Anschließend kaufen wir noch die frischen Lebensmittel für die Fahrt ein. Die dürfen auch in Bonaire noch ein paar Tage halten. Wir wollen in den ersten Tagen nicht so viel unter Menschen gehen, fünf Tage nach unserer Ankunft ist ein weiterer PCR-Test fällig.
Ein paar Stunden später fahre ich wieder rüber zum Flughafen und werde den Wagen zurückbringen. Dieses Auto hat sich voll gelohnt. Für nur zwei Tage gemietet, zum Test und zu den großen Supermärkten konnten wir fahren. Auch die Wäsche haben wir waschen lassen. So lange bleiben wir noch an Bord und vertreiben uns die Zeit. Ich kann nicht zu früh zur Autovermietung fahren.
Der Bus zurück zur Marina fährt nur fünf Mal am Tag. Als ich einsteige, fragt mich der Busfahrer, ob ich wirklich mit diesem Bus fahren will. Nur wenige Fahrgäste sind unterwegs. Nach meiner Rückkehr wird Sissi gereinigt. Der Wassertank wird gefüllt. Das Testergebnis wurde uns für 20 Uhr versprochen. Etwas nervös sind wir schon.

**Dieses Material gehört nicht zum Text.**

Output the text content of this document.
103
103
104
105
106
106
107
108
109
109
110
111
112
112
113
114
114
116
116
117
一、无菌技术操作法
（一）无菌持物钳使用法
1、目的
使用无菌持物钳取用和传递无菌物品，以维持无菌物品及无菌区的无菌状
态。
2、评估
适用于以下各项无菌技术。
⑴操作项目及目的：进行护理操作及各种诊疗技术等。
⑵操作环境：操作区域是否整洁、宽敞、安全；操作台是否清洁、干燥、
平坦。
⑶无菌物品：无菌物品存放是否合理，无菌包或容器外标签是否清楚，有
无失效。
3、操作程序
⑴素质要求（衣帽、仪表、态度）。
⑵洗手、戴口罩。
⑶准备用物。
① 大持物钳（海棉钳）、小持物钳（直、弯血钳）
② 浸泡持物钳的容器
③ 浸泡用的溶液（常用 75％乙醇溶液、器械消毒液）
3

Für das heutige Abendessen und die Überfahrt habe ich Frikadellen vorgesehen. Ein herzhafter Snack, der sich mit den Fingern essen lässt. Heute schwitzen wir auf dem Boot bei absoluter Windstille. Morgen, wenn wir die Windstille brauchen würden, wird es wieder etwas rauer werden. Gegen 21 Uhr trifft das Testergebnis ein. Wir sind beide negativ. Ich setze mich an den Computer und fülle die Formulare aus. Nach wenigen Minuten trifft die Bestätigung aus Bonaire ein, dass wir kommen dürfen.
Vor etwa einem Jahr, als wir Kuba quasi fluchtartig verlassen haben, habe ich mich kein Bisschen um die Wettervorhersage gekümmert. Wir sind einfach losgefahren und waren bereit, unterwegs jedes Wetter zu erdulden. So ähnlich geht es mir heute auch. Diesen Beitrag schreibe ich mit Tränen in den Augen. Adieu Aruba, Scheiden tut weh.

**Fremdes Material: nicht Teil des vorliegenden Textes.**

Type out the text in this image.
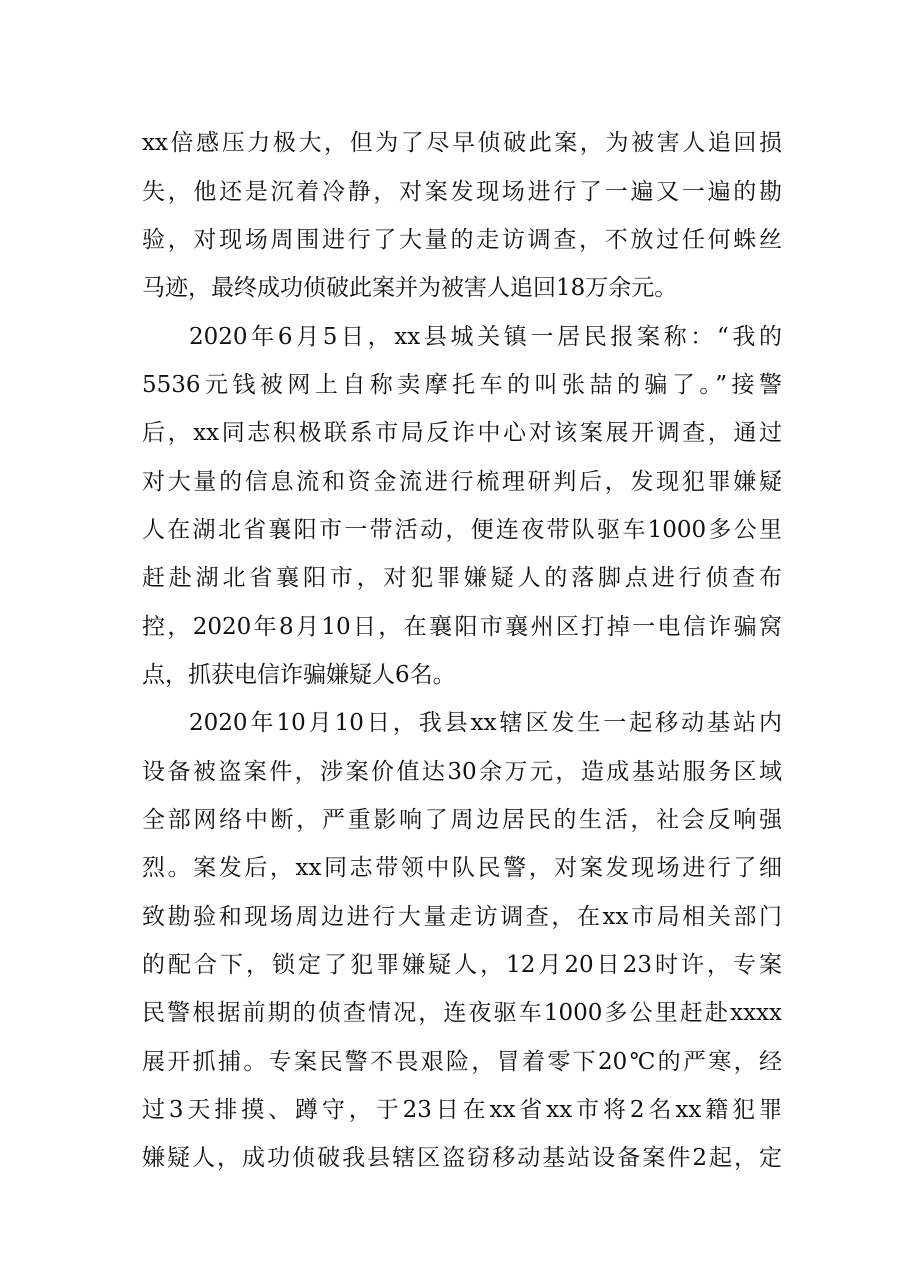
xx倍感压力极大，但为了尽早侦破此案，为被害人追回损
失，他还是沉着冷静，对案发现场进行了一遍又一遍的勘
验，对现场周围进行了大量的走访调查，不放过任何蛛丝
马迹，最终成功侦破此案并为被害人追回18万余元。
2020年6月5日，xx县城关镇一居民报案称：“我的
5536元钱被网上自称卖摩托车的叫张喆的骗了。”接警
后，xx同志积极联系市局反诈中心对该案展开调查，通过
对大量的信息流和资金流进行梳理研判后，发现犯罪嫌疑
人在湖北省襄阳市一带活动，便连夜带队驱车1000多公里
赶赴湖北省襄阳市，对犯罪嫌疑人的落脚点进行侦查布
控，2020年8月10日，在襄阳市襄州区打掉一电信诈骗窝
点，抓获电信诈骗嫌疑人6名。
2020年10月10日，我县xx辖区发生一起移动基站内
设备被盗案件，涉案价值达30余万元，造成基站服务区域
全部网络中断，严重影响了周边居民的生活，社会反响强
烈。案发后，xx同志带领中队民警，对案发现场进行了细
致勘验和现场周边进行大量走访调查，在xx市局相关部门
的配合下，锁定了犯罪嫌疑人，12月20日23时许，专案
民警根据前期的侦查情况，连夜驱车1000多公里赶赴xxxx
展开抓捕。专案民警不畏艰险，冒着零下20℃的严寒，经
过3天排摸、蹲守，于23日在xx省xx市将2名xx籍犯罪
嫌疑人，成功侦破我县辖区盗窃移动基站设备案件2起，定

Die Zeit in Aruba wird länger und länger. Jeden Tag fällt es mir ein wenig schwerer, die gute Laune zu behalten. Wir sind zwar jetzt mit Brief und Telefonanruf des Gesundheitsdienstes aus der Isolation entlassen, doch wir sind einigermaßen eingeschränkt in unseren Bewegungsmöglichkeiten, denn wir haben das Auto nicht mehr exklusiv. Wir teilen es uns mit Edward, der jeden Tag außer Dienstag von 7:00 Uhr bis 15 Uhr arbeitet. Während seiner Arbeitszeit können wir unsere Angelegenheiten erledigen.
Heute ist Dienstag, also muss ich nicht um 6:30 Uhr am Parkplatz auf Edward warten. Er will uns den Wagen später vorbei bringen. Am späten Vormittag frage ich ihn, um wie viel Uhr er bei uns sein wird. Die Antwort ist ernüchternd. Der Wagen ist vergangene Nacht in Noord zusammengebrochen und muss nun erst einmal repariert werden. Edward muss Micheline um 15 Uhr zur Arbeit bringen. Bis dahin muss die Reparatur erledigt sein.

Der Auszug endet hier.